An Honor for the Creator of the GIF
Among the thousands of file formats that exist in modern computing, the GIF, or Graphics Interchange Format, has attained celebrity status in a sea of lesser-known BMPs, RIPs, FIGs and MIFFs. It was honored as a "word of the year" in 2012, and Tuesday night, its inventor, Steve Wilhite, will be accepting a lifetime achievement award at The Webby Awards.
Now, almost any fragment of digital culture can be spun up into a grainy, gratifying animation. GIFs provide a platform for nearly everything, it seems — from rapid-fire political commentary to digital art to small moments of celebrity intrigue.
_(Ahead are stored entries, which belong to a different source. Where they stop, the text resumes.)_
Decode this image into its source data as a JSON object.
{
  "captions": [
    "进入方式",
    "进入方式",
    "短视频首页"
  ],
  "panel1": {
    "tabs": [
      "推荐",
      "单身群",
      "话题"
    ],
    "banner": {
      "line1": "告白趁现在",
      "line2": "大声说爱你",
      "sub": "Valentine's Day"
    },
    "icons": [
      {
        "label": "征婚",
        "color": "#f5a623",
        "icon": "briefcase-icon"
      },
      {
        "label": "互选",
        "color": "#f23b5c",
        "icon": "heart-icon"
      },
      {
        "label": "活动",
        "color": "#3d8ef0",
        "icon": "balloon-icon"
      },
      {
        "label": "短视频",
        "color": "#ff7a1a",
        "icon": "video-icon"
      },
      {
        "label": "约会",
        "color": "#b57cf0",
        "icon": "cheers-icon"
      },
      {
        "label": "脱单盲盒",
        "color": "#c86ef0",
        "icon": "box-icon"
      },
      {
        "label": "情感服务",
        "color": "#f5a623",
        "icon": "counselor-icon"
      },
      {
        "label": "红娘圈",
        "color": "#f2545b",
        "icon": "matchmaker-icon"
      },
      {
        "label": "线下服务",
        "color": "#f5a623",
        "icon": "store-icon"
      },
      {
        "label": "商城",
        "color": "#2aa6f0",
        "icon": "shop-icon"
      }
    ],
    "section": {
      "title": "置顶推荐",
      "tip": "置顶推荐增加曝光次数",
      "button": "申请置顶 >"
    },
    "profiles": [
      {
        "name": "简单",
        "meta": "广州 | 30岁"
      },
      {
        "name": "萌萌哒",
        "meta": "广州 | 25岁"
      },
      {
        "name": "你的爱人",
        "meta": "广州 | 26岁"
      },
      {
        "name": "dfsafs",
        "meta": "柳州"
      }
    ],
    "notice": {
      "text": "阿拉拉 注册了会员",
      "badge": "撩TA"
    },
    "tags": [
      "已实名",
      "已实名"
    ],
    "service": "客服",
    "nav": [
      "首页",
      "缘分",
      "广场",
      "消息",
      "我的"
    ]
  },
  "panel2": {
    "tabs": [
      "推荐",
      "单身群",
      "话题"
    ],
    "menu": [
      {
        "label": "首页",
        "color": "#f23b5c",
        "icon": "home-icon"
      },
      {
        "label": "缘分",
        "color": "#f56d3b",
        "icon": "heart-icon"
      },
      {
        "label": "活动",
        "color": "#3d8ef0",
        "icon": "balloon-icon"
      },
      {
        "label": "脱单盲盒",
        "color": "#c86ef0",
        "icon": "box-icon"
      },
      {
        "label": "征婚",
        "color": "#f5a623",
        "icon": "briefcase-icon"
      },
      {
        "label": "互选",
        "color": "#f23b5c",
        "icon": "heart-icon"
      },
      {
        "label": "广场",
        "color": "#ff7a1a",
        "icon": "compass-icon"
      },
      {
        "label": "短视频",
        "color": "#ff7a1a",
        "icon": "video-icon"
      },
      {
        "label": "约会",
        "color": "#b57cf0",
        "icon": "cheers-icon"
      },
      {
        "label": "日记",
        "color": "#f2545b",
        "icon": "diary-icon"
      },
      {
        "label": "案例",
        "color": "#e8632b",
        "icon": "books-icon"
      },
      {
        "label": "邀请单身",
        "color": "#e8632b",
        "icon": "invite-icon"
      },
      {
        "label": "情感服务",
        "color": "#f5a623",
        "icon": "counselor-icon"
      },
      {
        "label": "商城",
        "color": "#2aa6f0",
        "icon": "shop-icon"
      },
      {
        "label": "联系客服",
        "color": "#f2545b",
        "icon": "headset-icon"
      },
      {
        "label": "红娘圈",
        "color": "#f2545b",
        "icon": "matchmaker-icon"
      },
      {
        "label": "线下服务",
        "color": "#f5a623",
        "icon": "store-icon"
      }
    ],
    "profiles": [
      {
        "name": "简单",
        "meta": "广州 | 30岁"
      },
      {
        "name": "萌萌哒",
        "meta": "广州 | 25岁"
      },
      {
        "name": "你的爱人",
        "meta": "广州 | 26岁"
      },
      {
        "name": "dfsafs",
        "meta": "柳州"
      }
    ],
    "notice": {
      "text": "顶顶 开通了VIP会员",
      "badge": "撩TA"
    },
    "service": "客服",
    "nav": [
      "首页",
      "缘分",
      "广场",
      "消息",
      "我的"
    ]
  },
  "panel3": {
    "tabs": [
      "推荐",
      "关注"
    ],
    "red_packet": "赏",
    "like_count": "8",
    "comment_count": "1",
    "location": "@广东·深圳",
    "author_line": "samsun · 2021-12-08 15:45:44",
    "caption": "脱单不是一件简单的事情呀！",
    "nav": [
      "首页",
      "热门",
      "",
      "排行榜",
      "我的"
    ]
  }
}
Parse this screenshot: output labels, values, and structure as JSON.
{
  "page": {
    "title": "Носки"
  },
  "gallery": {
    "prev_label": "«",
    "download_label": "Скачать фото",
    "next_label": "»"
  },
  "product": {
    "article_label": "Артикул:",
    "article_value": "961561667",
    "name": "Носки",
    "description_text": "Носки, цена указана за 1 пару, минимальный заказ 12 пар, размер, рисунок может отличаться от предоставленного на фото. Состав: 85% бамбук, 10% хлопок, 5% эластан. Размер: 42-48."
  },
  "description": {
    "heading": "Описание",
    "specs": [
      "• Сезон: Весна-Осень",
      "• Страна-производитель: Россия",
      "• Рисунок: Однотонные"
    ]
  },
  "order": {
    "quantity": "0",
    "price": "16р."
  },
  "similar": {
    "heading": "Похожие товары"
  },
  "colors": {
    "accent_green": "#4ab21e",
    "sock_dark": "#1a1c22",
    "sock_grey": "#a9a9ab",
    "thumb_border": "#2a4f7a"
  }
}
Has any file format received more attention, more accolades (or had more fun) than the GIF?
Invented in 1987, today the GIF has become the aesthetic calling card of modern Internet culture.
Since retiring in 2001, Mr. Wilhite has led a quieter existence than his creation. He goes on RV trips. He built a house in the country with a lot of lawn to mow. He dabbles in color photography and Java programming. He uses e-mail and Facebook to keep up with family.
He is proud of the GIF, but remains annoyed that there is still any debate over the pronunciation of the format.
“The Oxford English Dictionary accepts both pronunciations,” Mr. Wilhite said. “They are wrong. It is a soft ‘G,’ pronounced ‘jif.’ End of story.”